Geschichte: Ein Haus für chronisch Kranke im Frankfurter Ostend
Für Menschen mit schweren Behinderungen und chronischen Leiden hatten jüdische Frankfurterinnen und Frankfurt Ende des 19. Jahrhunderts das Gumpertz‘sche Siechenhaus eingerichtet. Es lag mitten im Ostend im Röderbergweg. Birgit Seemann und Edgar Bönisch haben die Geschichte dieser Wohlfahrtseinrichtung in einem 260 Seiten starken Buch nachgezeichnet. Es ist zugleich eine Geschichte jüdischen Zusammenlebens und Mäzenatentums am Main.
Das Buch gibt einen anschaulichen Einblick in das Sozialleben der drittgrößten jüdischen Gemeinde Deutschlands jener Zeit. Im Frankfurter Ostend hatten sich damals zahlreiche jüdische Wohlfahrtseinrichtungen angesiedelt, berichten Seemann und Bönisch. Eine Suppenanstalt für jüdische Wohlfahrtsbedürftige in der Theobaldstraße, ein Waisenhaus für jüdische Jungen und eines für Mädchen und der Israelitische Kindergarten.
Das Gumpertz‘sche Siechenhaus war stark gefragt. Die Pflegeanstalt war etwas Besonderes, wie die Autorin und der Autor des Buches feststellen: „Der für seine Zeit fortschrittliche Gumpertz‘sche Ansatz, den Gepflegten keine bloße Verwahranstalt anzubieten, sondern ihre Selbständigkeit und Autonomie so weit wie möglich zu fördern, eröffnete den Bewohnerinnen und Bewohnern eigene Gestaltungsräume.“
Das interessierte die Nazis später wenig: sie drangsalierten das Heim und schlossen es schließlich. Der Verwalter Hermann Seckbach musste 1938 ins Exil nach England gehen. Das Siechenhaus wurde nach und nach zur Zufluchtsstätte vorwiegend für „alleinstehende oder von NS-Verfolgten Angehörigen notgedrungen zurückgelassene gebrechliche, chronisch kranke und körperbehinderte Menschen“.
Rahel Seckbach war die letzte Oberin des Siechenhauses, bis die Bewohnerinnen und Bewohner sowie das Personal am 7. April 1941 ins KZ Theresienstadt deportiert wurden. Von den an diesem Tag von Frankfurt nach Theresienstadt verschleppten 1022 jüdischen Menschen erlebten nur 17 die Befreiung.

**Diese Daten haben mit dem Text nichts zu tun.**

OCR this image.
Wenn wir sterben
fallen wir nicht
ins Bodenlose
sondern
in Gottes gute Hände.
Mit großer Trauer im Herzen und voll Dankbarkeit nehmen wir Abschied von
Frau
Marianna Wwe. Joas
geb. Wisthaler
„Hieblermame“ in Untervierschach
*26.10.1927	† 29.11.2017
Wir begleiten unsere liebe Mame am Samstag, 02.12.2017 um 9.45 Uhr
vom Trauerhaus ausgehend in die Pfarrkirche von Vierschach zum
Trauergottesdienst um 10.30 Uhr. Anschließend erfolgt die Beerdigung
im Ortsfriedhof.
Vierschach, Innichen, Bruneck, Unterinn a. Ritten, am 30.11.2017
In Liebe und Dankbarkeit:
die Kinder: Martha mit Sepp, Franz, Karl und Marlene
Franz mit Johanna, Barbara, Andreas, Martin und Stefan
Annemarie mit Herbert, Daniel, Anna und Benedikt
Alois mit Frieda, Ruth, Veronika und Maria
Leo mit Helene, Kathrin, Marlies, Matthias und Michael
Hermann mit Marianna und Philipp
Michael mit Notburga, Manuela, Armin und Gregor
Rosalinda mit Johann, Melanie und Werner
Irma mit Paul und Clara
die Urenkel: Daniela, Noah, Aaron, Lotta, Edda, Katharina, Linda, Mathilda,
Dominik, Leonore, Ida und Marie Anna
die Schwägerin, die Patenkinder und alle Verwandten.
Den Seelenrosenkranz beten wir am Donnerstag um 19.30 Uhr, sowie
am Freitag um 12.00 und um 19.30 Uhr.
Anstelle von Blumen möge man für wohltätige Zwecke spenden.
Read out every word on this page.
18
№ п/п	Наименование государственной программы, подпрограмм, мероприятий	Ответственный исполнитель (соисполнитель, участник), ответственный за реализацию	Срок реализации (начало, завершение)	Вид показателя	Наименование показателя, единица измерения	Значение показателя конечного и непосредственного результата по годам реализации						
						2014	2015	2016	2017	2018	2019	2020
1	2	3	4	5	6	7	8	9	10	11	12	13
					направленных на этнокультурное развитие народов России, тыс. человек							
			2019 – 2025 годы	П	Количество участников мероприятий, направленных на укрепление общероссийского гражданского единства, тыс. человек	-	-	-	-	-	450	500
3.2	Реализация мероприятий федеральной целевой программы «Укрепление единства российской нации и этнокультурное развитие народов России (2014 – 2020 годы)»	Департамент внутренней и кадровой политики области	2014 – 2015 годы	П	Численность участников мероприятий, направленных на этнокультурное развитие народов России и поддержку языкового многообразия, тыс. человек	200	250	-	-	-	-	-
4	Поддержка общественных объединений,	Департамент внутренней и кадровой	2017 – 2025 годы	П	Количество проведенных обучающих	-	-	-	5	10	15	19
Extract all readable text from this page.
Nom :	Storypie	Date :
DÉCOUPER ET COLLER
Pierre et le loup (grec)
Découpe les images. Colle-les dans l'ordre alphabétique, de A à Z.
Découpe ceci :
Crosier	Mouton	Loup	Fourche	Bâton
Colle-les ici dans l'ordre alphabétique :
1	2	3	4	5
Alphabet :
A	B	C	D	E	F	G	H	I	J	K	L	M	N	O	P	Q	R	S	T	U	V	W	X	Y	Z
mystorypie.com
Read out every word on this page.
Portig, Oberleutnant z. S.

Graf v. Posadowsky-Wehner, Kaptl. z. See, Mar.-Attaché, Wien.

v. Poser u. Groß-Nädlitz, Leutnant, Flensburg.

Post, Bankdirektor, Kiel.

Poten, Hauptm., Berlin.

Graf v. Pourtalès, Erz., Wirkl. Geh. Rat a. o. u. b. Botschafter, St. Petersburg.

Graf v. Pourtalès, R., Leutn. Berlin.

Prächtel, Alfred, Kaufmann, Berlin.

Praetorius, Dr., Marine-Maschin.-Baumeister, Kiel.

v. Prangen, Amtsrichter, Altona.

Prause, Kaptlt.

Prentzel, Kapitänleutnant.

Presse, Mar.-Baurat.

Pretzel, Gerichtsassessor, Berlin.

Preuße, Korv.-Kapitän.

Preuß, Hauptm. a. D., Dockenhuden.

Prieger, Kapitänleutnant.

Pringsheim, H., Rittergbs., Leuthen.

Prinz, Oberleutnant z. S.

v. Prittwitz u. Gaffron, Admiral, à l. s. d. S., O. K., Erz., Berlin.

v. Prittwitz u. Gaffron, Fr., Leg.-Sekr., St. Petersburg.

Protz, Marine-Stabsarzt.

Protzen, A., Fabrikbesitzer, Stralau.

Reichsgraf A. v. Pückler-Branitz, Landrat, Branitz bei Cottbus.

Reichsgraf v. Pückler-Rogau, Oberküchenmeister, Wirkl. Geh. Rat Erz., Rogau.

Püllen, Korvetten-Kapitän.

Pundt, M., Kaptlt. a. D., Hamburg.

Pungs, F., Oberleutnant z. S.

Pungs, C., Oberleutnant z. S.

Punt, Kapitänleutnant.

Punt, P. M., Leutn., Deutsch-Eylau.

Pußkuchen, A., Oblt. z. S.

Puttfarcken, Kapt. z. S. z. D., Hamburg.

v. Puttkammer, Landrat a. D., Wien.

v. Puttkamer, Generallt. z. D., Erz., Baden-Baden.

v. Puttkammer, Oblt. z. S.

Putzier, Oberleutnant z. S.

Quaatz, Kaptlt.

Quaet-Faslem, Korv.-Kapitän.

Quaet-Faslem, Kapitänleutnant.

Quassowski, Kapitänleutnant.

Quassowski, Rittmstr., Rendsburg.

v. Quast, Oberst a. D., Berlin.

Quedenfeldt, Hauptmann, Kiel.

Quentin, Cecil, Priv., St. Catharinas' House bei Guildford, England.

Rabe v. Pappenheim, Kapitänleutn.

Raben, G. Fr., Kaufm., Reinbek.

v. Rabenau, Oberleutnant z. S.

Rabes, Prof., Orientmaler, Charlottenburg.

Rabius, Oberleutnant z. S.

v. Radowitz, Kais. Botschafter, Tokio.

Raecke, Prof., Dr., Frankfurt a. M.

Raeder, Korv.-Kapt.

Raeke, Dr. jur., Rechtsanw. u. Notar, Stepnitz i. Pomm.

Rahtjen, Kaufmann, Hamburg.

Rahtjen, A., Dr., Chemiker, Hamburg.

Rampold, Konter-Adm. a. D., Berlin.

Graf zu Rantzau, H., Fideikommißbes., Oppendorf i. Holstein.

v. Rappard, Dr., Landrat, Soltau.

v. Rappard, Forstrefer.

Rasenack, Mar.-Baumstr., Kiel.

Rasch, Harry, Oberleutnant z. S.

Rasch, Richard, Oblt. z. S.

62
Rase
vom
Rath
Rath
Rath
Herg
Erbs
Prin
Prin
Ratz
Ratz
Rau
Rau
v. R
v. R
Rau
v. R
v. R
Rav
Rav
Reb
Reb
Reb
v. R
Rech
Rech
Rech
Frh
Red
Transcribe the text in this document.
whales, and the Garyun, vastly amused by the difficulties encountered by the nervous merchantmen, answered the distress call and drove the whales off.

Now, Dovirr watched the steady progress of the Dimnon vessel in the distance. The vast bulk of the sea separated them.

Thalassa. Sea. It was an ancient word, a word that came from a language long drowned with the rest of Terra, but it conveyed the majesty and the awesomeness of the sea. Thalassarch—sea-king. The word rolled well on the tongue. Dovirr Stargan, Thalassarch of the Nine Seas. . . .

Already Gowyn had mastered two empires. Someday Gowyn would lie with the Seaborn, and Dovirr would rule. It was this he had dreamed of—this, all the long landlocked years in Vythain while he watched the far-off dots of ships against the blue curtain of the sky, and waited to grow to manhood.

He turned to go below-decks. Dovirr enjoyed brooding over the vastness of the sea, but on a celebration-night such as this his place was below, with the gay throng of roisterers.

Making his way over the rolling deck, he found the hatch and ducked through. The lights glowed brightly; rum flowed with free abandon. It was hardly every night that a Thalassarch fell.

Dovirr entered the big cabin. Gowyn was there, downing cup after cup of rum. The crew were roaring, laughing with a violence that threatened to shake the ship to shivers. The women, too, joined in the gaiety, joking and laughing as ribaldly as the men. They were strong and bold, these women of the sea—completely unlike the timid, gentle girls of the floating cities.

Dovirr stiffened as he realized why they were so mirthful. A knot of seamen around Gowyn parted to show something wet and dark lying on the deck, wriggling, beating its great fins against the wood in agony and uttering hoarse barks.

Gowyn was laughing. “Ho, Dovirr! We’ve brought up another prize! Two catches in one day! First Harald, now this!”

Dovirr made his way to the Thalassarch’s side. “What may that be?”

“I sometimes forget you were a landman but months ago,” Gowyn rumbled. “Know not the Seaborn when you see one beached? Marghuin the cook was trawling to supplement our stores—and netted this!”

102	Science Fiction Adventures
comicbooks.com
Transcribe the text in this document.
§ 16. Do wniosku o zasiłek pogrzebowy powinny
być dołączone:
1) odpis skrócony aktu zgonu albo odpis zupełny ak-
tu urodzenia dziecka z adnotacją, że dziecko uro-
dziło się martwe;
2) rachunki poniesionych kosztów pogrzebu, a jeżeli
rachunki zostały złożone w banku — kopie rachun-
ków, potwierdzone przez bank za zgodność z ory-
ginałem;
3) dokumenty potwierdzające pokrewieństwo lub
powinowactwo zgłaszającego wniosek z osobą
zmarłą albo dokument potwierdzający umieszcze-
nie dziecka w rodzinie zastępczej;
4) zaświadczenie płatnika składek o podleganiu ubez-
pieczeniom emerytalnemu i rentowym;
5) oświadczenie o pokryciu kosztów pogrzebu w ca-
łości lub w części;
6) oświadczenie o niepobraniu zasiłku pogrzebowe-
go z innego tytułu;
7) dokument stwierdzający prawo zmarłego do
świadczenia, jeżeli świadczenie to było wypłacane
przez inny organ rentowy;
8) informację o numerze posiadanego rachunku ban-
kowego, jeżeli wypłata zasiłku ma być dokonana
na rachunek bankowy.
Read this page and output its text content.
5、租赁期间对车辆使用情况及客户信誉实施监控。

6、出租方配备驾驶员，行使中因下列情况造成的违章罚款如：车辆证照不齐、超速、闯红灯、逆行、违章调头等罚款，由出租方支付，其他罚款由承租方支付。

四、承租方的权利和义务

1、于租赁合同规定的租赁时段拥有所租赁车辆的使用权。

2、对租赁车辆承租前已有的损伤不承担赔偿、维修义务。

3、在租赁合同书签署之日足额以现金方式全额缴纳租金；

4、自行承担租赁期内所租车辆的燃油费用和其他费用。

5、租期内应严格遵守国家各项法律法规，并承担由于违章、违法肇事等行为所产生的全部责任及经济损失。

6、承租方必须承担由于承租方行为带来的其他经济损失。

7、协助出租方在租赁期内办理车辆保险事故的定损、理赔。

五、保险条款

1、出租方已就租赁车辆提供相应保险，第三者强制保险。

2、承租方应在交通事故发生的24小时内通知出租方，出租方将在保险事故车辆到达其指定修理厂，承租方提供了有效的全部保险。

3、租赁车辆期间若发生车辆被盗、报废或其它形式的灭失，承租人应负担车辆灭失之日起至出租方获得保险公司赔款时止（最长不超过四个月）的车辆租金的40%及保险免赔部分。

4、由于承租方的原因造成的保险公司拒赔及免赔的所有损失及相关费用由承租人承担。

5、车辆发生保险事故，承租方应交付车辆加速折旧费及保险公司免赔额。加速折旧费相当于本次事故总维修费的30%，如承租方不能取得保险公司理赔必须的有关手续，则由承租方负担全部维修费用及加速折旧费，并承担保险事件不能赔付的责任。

Birgit Seemann und Edgar Bönisch rekonstruieren auf der Grundlage unterschiedlicher Quellen, etwa Archivalien, Texte, Fotos und Gespräche mit Zeitzeuginnen und Zeitzeugen die Geschichte des „Gumpertz’schen Siechenhauses“, den sie auch als einen bedeutenden „Jewish Place“ sehen, in einer Reihe vieler anderer Einrichtungen aus der jüdischen Regionalgeschichte, seit einer Weile besonderer Gegenstand von Forschungen weltweit.